Diesel-induced Vascular Dysfunction: Role of EndothelinEPA Grant Number: R831860
Title: Diesel-induced Vascular Dysfunction: Role of Endothelin
Investigators: Kanagy, Nancy L. , Campen, Matthew J. , Walker, Benjimen R.
Institution: University of New Mexico , Lovelace Respiratory Research Institute
EPA Project Officer: Chung, Serena
Project Period: October 1, 2004 through September 30, 2008 (Extended to September 30, 2010)
Project Amount: $1,500,000
RFA: The Role of Air Pollutants in Cardiovascular Disease (2003) RFA Text | Recipients Lists
Research Category: Air Quality and Air Toxics , Air , Health Effects , Particulate Matter
There is a clear association between air pollution exposure and cardiovascular mortality. However, the mechanisms linking air pollution to cardiovascular events are poorly understood. Inhalation of particulate matter (PM) air pollution has been shown to increase the release of vasoactive cytokines such as endothelin while individuals with vascular disease have augmented vasoconstrictor responses to this peptide. Therefore, diesel exhaust-released endothelin could contribute to air pollution-induced cardiovascular events in sensitized individuals. We propose to use a novel model of endothelin dependent hypertension and endothelial dysfunction, paired with state-of-the-art methods for generating whole diesel exhaust, to investigate cardiovascular effects of PM. Our recent studies demonstrate that simulating sleep apnea by exposing rats to 90 second episodes of intermittent hypoxia/hypercapnia (IH) for 8 hours a day causes hypertension that is reversed by endothelin antagonists and associated with increased endothelin synthesis, augmented endothelin vasoconstriction and both right and left ventricular hypertrophy. Our preliminary studies show that whole diesel exhaust stimulates ET-1 synthesis and increases oxidative stress. Our central hypothesis is that inhalation of whole DE augments ROS stimulation of ET vasoconstriction in rats with IH-induced hypertension.

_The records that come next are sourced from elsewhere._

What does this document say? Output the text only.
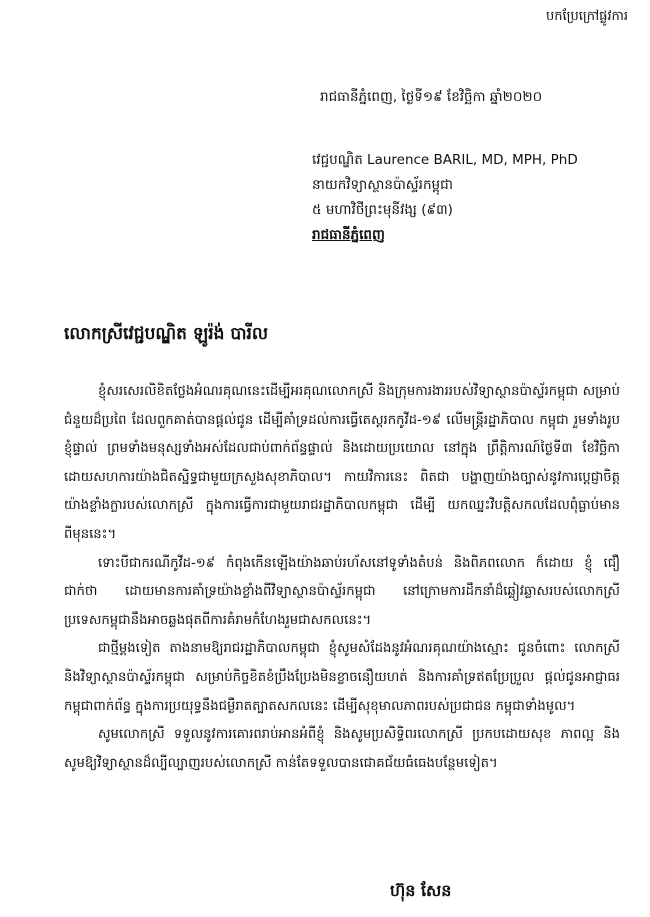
បកប្រែក្រៅផ្លូវការ
រាជធានីភ្នំពេញ, ថ្ងៃទី១៩ ខែវិច្ឆិកា ឆ្នាំ២០២០
វេជ្ជបណ្ឌិត Laurence BARIL, MD, MPH, PhD
នាយកវិទ្យាស្ថានប៉ាស្ទ័រកម្ពុជា
៥ មហាវិថីព្រះមុនីវង្ស (៩៣)
រាជធានីភ្នំពេញ
លោកស្រីវេជ្ជបណ្ឌិត ឡូរ៉ង់ បារីល

ខ្ញុំសរសេរលិខិតថ្លែងអំណរគុណនេះដើម្បីអរគុណលោកស្រី និងក្រុមការងាររបស់វិទ្យាស្ថានប៉ាស្ទ័រកម្ពុជា សម្រាប់ជំនួយដ៏ប្រពៃ ដែលពួកគាត់បានផ្តល់ជូន ដើម្បីគាំទ្រដល់ការធ្វើតេស្តរកកូវីដ-១៩ លើមន្ត្រីរដ្ឋាភិបាល កម្ពុជា រួមទាំងរូបខ្ញុំផ្ទាល់ ព្រមទាំងមនុស្សទាំងអស់ដែលជាប់ពាក់ព័ន្ធផ្ទាល់ និងដោយប្រយោល នៅក្នុង ព្រឹត្តិការណ៍ថ្ងៃទី៣ ខែវិច្ឆិកា ដោយសហការយ៉ាងជិតស្និទ្ធជាមួយក្រសួងសុខាភិបាល។ កាយវិការនេះ ពិតជា បង្ហាញយ៉ាងច្បាស់នូវការប្តេជ្ញាចិត្តយ៉ាងខ្លាំងក្លារបស់លោកស្រី ក្នុងការធ្វើការជាមួយរាជរដ្ឋាភិបាលកម្ពុជា ដើម្បី យកឈ្នះវិបត្តិសកលដែលពុំធ្លាប់មានពីមុននេះ។

ទោះបីជាករណីកូវីដ-១៩ កំពុងកើនឡើងយ៉ាងឆាប់រហ័សនៅទូទាំងតំបន់ និងពិភពលោក ក៏ដោយ ខ្ញុំ ជឿជាក់ថា ដោយមានការគាំទ្រយ៉ាងខ្លាំងពីវិទ្យាស្ថានប៉ាស្ទ័រកម្ពុជា នៅក្រោមការដឹកនាំដ៏ឆ្លៀវឆ្លាសរបស់លោកស្រី ប្រទេសកម្ពុជានឹងអាចឆ្លងផុតពីការគំរាមកំហែងរួមជាសកលនេះ។

ជាថ្មីម្តងទៀត តាងនាមឱ្យរាជរដ្ឋាភិបាលកម្ពុជា ខ្ញុំសូមសំដែងនូវអំណរគុណយ៉ាងស្មោះ ជូនចំពោះ លោកស្រី និងវិទ្យាស្ថានប៉ាស្ទ័រកម្ពុជា សម្រាប់កិច្ចខិតខំប្រឹងប្រែងមិនខ្លាចនឿយហត់ និងការគាំទ្រឥតប្រែប្រួល ផ្តល់ជូនអាជ្ញាធរកម្ពុជាពាក់ព័ន្ធ ក្នុងការប្រយុទ្ធនឹងជម្ងឺរាតត្បាតសកលនេះ ដើម្បីសុខុមាលភាពរបស់ប្រជាជន កម្ពុជាទាំងមូល។

សូមលោកស្រី ទទួលនូវការគោរពរាប់អានអំពីខ្ញុំ និងសូមប្រសិទ្ធិពរលោកស្រី ប្រកបដោយសុខ ភាពល្អ និងសូមឱ្យវិទ្យាស្ថានដ៏ល្បីល្បាញរបស់លោកស្រី កាន់តែទទួលបានជោគជ័យធំធេងបន្ថែមទៀត។

ហ៊ុន សែន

Our specific aims are: 1) To determine the effect of 6 hours of DE inhalation on plasma and tissue ET levels in Sham and IH hypertensive rats. These studies will test the hypothesis that DE stimulated ET synthesis is augmented in IH rats. We will examine tissue and plasma levels of ET-1, -2, and -3 and vascular expression of ETA- and ETB-receptors. 2) To determine the role of ROS in ET synthesis in IH and Sham rats at baseline and following DE inhalation. These studies will determine if elevated basal ROS levels sensitize IH rats to DE stimulation of ET vasoconstriction and if DE stimulation of ROS is necessary for increased ET synthesis. Tissue and plasma thiobarbiturate reactive substances (TBARS) will be measured at baseline and following DE inhalation as a measure of ROS generation. The effect of systemic antioxidants (Tempol 30 mg/kg/day) on ET synthesis will determine the contribution of ROS to DE stimulation of ET synthesis.

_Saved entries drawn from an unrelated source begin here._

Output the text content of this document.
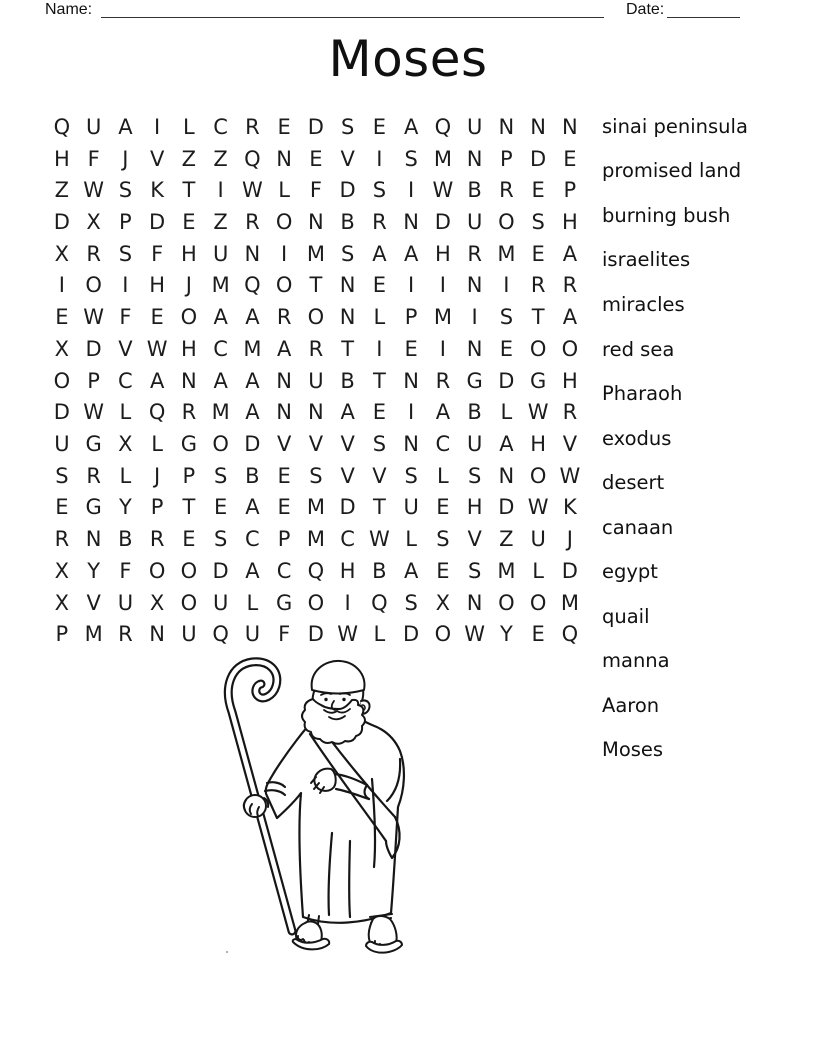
Name:	Date:
Moses
Q U A	I	L C R E D S E A Q U N N N
H F	J	V Z Z Q N E V	I	S M N P D E
Z W S K T	I W L F D S	I W B R E P
D X P D E Z R O N B R N D U O S H
X R S F H U N I M S A A H R M E A
I O I H J M Q O T N E	I	I N I	R R
E W F E O A A R O N L P M I	S T A
X D V W H C M A R T	I	E	I N E O O
O P C A N A A N U B T N R G D G H
D W L Q R M A N N A E	I	A B L W R
U G X L G O D V V V S N C U A H V
S R L	J	P S B E S V V S L S N O W
E G Y P T E A E M D T U E H D W K
R N B R E S C P M C W L S V Z U J
X Y F O O D A C Q H B A E S M L D
X V U X O U L G O I Q S X N O O M
P M R N U Q U F D W L D O W Y E Q
sinai peninsula
promised land
burning bush
israelites
miracles
red sea
Pharaoh
exodus
desert
canaan
egypt
quail
manna
Aaron
Moses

These studies are expected to determine mechanisms underlying the increased vascular pathology in response to DE inhalation in patients with pre-existing vascular disease. The widespread incidence of sleep apnea makes this relevant to a large segment of the population. This collaboration between NLK and BRW at the University of New Mexico and MJC at LRRI uniquely brings together expertise in environmental exposure toxicology and cardiovascular/hypertension physiology as part of the research consortium in the New Mexico NIEHS Center.